MAIN IDEA:
This book explores human memory, how it forms, what parts of the brain are involved, and how much memory formation depends on the individual’s emotional condition. It also looks at the interconnection between memories and an individual’s personality. The author presented a very brief description of the content before each of the two parts:
PART 1: Memory is the medium through which we filter present experience and create a sense of time, place and person. Through my own experiences as a clinician and scientist and through the experiences of my patients, we will see how neural pathways carry sensations from the outside world to become representations in the brain, and the role that emotions play as an intrinsic part of the memory process. We then dive into the brain’s memory factory of the hippocampus, the emotional fire-spark of the amygdala and the rag and bone shop of the insula to understand the inner workings of the brain. Finally, I will explore why we fail to even register some things, while vividly remembering others.
PART 2: The neural networks in our brain change from infancy to old age. Ideally suited to sensation gathering and discrimination, the infant brain develops into an organ adapted for abstract reasoning.
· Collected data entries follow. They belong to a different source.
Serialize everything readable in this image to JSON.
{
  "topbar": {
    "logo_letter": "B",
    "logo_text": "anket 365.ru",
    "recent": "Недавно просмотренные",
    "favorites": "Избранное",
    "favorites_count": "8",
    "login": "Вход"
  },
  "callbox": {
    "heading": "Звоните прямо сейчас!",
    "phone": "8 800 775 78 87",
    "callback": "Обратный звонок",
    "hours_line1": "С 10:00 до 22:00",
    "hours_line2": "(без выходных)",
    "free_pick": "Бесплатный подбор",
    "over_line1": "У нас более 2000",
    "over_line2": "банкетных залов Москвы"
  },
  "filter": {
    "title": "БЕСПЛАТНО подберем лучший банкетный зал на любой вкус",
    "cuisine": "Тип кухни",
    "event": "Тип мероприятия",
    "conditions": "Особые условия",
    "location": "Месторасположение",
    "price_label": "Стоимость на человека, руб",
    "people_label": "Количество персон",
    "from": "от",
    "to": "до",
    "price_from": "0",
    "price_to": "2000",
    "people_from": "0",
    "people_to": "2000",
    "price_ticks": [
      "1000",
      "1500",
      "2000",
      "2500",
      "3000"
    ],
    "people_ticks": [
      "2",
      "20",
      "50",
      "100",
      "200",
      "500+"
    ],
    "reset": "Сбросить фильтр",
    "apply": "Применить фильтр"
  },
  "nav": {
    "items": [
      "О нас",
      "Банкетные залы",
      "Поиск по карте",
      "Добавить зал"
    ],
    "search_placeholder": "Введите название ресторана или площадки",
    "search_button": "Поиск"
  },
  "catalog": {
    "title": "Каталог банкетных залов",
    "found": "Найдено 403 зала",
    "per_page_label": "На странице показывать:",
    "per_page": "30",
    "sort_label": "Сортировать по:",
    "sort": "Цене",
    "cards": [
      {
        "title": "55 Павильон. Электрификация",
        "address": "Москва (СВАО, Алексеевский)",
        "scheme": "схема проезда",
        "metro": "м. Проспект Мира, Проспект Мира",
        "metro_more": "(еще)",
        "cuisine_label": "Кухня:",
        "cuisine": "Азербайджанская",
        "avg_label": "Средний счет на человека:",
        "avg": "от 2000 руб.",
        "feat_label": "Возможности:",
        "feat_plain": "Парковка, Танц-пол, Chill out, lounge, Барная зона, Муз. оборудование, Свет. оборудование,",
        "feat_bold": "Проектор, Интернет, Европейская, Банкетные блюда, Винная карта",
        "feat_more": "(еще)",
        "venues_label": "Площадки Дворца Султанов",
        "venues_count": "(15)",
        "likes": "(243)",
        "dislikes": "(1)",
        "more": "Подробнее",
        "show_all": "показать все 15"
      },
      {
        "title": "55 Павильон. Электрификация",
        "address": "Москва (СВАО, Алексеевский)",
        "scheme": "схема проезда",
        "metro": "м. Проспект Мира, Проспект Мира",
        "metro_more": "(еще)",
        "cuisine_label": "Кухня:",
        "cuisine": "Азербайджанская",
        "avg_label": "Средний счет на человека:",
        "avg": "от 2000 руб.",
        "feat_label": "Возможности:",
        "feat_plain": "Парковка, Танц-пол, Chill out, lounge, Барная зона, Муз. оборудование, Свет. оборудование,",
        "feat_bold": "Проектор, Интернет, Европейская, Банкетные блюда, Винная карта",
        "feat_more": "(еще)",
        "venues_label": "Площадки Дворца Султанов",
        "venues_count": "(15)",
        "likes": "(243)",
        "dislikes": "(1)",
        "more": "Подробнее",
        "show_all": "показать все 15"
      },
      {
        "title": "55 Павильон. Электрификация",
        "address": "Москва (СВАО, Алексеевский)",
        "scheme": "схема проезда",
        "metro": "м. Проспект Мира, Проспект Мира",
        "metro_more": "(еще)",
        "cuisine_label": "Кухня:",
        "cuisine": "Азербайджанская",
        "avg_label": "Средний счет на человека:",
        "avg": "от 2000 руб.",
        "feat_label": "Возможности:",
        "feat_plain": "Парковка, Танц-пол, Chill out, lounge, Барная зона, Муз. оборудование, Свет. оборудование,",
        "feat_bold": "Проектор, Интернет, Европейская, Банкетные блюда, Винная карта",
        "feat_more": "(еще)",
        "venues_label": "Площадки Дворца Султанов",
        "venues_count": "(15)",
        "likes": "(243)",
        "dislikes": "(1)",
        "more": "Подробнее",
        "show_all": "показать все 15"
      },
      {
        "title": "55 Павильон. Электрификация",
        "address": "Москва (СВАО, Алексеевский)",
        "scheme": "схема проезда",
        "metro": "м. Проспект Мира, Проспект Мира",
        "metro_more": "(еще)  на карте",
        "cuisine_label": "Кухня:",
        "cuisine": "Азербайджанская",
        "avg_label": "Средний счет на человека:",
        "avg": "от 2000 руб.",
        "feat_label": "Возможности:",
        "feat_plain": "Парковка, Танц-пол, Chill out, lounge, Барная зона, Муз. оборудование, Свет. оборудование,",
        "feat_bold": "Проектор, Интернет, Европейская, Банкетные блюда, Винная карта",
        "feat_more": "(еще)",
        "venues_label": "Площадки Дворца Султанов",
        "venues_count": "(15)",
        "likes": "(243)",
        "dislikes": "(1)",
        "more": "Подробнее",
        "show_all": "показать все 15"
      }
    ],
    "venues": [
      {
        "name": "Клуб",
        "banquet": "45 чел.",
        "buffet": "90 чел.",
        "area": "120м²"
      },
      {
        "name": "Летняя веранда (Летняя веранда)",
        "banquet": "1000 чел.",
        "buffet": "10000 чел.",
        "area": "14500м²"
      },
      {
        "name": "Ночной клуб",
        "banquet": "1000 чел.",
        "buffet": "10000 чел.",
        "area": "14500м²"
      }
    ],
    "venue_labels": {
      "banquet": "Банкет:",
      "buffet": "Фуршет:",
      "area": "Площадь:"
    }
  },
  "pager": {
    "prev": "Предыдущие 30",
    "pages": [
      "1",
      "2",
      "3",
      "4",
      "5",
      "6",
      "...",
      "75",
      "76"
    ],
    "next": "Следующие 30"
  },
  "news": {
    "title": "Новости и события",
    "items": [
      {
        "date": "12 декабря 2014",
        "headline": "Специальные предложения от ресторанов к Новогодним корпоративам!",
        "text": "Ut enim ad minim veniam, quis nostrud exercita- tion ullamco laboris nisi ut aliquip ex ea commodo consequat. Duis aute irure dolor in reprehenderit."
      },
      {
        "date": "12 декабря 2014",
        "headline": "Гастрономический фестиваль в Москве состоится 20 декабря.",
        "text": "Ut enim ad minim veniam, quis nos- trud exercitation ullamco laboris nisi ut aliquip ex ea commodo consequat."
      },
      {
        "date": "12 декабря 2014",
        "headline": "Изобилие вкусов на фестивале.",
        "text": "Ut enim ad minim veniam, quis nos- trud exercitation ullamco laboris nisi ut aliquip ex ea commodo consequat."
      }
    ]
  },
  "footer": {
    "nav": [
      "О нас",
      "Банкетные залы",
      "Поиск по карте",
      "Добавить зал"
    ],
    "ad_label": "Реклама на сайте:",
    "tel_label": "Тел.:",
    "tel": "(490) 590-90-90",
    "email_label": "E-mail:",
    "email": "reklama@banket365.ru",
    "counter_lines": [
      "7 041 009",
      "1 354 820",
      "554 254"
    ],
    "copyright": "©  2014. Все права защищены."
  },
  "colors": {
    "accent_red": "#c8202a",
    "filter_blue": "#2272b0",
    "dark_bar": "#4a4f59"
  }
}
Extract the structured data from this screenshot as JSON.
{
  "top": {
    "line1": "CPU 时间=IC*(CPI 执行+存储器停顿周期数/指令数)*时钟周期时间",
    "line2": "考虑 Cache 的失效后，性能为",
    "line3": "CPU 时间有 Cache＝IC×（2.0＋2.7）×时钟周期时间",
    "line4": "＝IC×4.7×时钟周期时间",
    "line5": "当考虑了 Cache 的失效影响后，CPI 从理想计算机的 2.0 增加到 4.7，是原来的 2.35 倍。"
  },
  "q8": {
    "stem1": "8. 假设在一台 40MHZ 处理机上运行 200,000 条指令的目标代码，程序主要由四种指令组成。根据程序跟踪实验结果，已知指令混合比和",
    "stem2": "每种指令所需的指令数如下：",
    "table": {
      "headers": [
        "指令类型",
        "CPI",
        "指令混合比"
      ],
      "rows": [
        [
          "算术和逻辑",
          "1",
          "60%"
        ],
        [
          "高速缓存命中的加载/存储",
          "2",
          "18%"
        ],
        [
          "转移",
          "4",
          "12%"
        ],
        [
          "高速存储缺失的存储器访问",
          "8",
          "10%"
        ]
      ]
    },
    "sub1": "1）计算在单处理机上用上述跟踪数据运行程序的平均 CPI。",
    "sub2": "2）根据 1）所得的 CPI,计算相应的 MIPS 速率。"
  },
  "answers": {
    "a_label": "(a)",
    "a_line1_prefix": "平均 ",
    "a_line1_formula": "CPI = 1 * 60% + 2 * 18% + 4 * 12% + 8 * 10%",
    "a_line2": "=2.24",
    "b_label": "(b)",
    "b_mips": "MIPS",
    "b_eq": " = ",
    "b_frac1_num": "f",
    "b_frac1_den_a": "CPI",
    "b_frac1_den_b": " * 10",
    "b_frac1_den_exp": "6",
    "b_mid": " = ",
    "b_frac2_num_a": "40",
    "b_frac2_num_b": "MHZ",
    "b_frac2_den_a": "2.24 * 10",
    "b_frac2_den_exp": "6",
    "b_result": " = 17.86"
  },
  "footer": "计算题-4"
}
The knowledge we imbibe and the events we experience become interwoven in the dendritic tangles of the ever-changing brain, shaping our sense of self and identity. We will explore how current experience constantly takes apart and reconstructs memory. A culture’s collective memory ensures both an ever-expanding knowledge base and a sense of a shared past. In the final chapter I sort through some of our oldest collective memories as passed down in fairy stories, as well as through my childhood steeped in folklore and the stories of my patients, who taught me that the real matter of memory is experience.
CONTENT:

MY TAKE ON IT:
I think the most important thing to understand about the human brain overall and specifically its memory function is the dynamic character of its condition. Neurons are constantly being created and destroyed, activated and disactivated, building new connections and losing the old ones. In short, the flow of time does not only relate to the external environment. It also relates to our internal environment: personality, self-understanding or sometimes self-misunderstanding, our internal image of others, and so on. In short, this dynamic character leads to a human’s dependency on self-activity and interactions with others just to maintain this human’s brain in good working condition. Probably more than any other part of the human body, the brain depends on the well-known and somewhat trivial idea:” Use it or Lose it” So, suppose one wants to keep his brain in good condition, even later in life, when external demands on one’s physical or intellectual efforts disappear. In that case, intellectual activity is an absolute necessity.